The size of coat lapels increased and decreased in width, windowpane and stripe suits have come and gone (width and type), pleated pants also have come and gone. Today's trend seems to be fitted suits with flat pants, no cuffs for the 40 and under group. Additionally, there is a create-your-own look, that seems to prevail as to color, fit and textures for the occasion someone is dressing for.

How can folks be smarter shoppers?

Customers need to take their time, try not to wait to the last minute to make a purchase. Many mistakes are made when purchasing in a hurry. If you do not know much about selecting the right clothing, shop at a business where associates know materials and style, and whether or not it is appropriate for the occasion. Compare shop, look at materials used in clothing.
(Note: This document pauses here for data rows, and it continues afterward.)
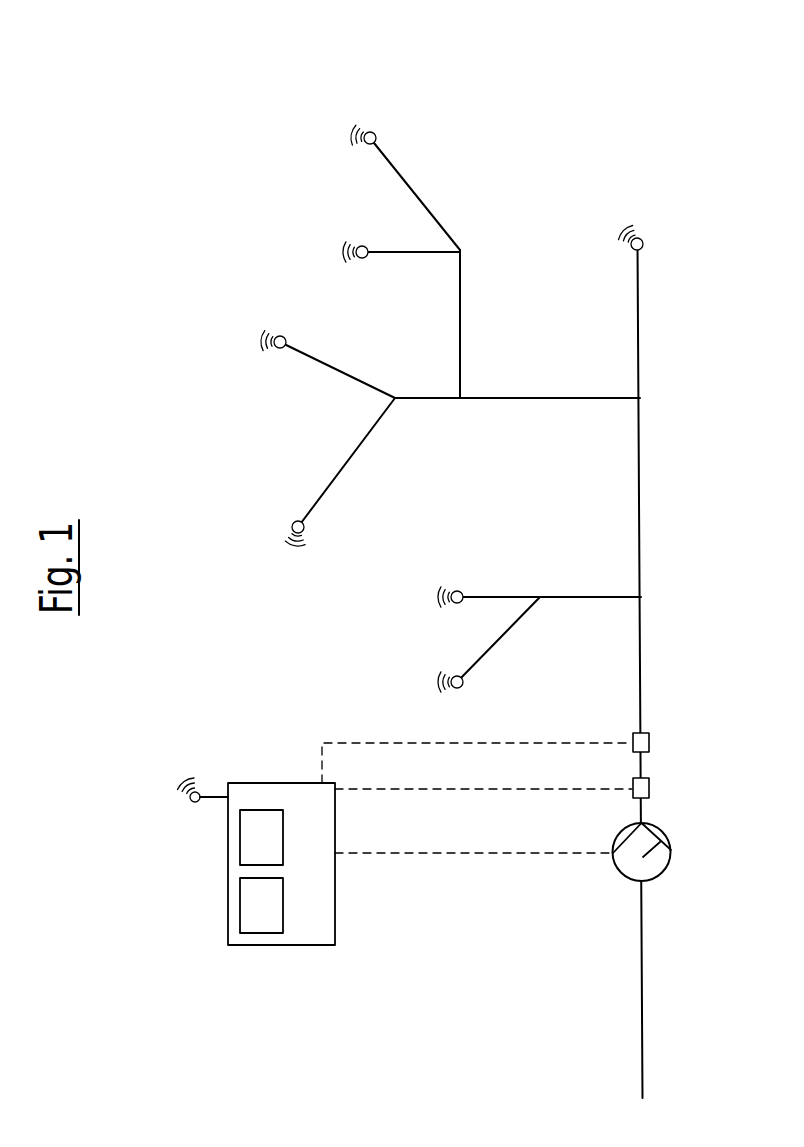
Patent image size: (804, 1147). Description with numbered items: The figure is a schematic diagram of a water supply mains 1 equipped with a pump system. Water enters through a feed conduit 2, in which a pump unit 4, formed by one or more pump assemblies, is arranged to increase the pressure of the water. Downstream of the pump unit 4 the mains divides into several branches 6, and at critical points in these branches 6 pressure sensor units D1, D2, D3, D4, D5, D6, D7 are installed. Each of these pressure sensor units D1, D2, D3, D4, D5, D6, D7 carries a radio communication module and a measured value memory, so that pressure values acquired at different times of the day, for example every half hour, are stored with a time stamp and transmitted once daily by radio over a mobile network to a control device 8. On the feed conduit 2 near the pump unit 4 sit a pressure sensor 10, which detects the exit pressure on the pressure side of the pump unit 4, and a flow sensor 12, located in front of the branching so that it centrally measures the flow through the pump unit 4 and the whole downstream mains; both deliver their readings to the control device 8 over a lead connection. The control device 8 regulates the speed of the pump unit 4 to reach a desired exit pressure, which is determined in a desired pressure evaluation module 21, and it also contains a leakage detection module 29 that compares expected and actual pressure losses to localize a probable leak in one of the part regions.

The water supply mains 1 is at (190, 361).
The feed conduit 2 is at (643, 1010).
The pump unit 4 is at (668, 835).
The branches 6 is at (390, 248).
The control device 8 is at (227, 913).
The pressure sensor 10 is at (650, 780).
The flow sensor 12 is at (650, 732).
The desired pressure evaluation module 21 is at (258, 810).
The leakage detection module 29 is at (262, 933).
The pressure sensor unit D1 is at (628, 240).
The pressure sensor unit D2 is at (365, 128).
The pressure sensor unit D3 is at (353, 243).
The pressure sensor unit D4 is at (273, 332).
The pressure sensor unit D5 is at (288, 518).
The pressure sensor unit D6 is at (452, 588).
The pressure sensor unit D7 is at (450, 673).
For example, 100 percent worsted wool is usually an indicator of higher quality of material. The more natural fiber content verses polyester/rayon is the mark for a better suit or sport coat.

What is the most memorable experience you have had while serving a customer?

One evening at JCPenney at Columbus Square (early 1980s), I was asked to cover the major appliance and electronics department. A while later, an angry customer came in with a microwave oven, slammed it on the desk and loudly demanded his money back as the microwave was defective. I asked him what was wrong with it, and he told me that he could not get it to cook for 120 seconds. It just would not do it. I told him 120 seconds is 2 minutes. He looked surprised, grabbed his microwave and left as abruptly as he came. This goes back to what I spoke of earlier -- not being so much in a hurry and making snap decisions or choices.

You are also a Columbus native and have been working at Peachtree Mall for many years. How have you seen the city and mall change?

Columbus has become much more diversified since the late 1970s, when I first started working retail. The shops in the mall and around town have reflected that. There are more places to shop and dine than there were in the 1970s, when Peachtree was built and I started working at Columbus Square Mall. Over the years, many new chain businesses moved in, and local businesses either moved north or went away. When Peachtree opened, there were local, upscale businesses: Tillman's, Jan's Town and Country, Colony Men's Shop, Kiddie Shoppe/Warren's, to name a few. Some businesses continued to move north to the new shopping complex; others went away.

What's the best-kept secret in the Chattahoochee Valley?

Customer service. Customers tell me it is a vanishing art, that it is getting more difficult to find experienced salespeople that are willing to help the customer. I hear this at least several times a week: A customer goes into a store, looking at suits, sport coats, slacks or dress shirts, and there is no one there that can help them and how glad they are to come here to get the service and help they needed.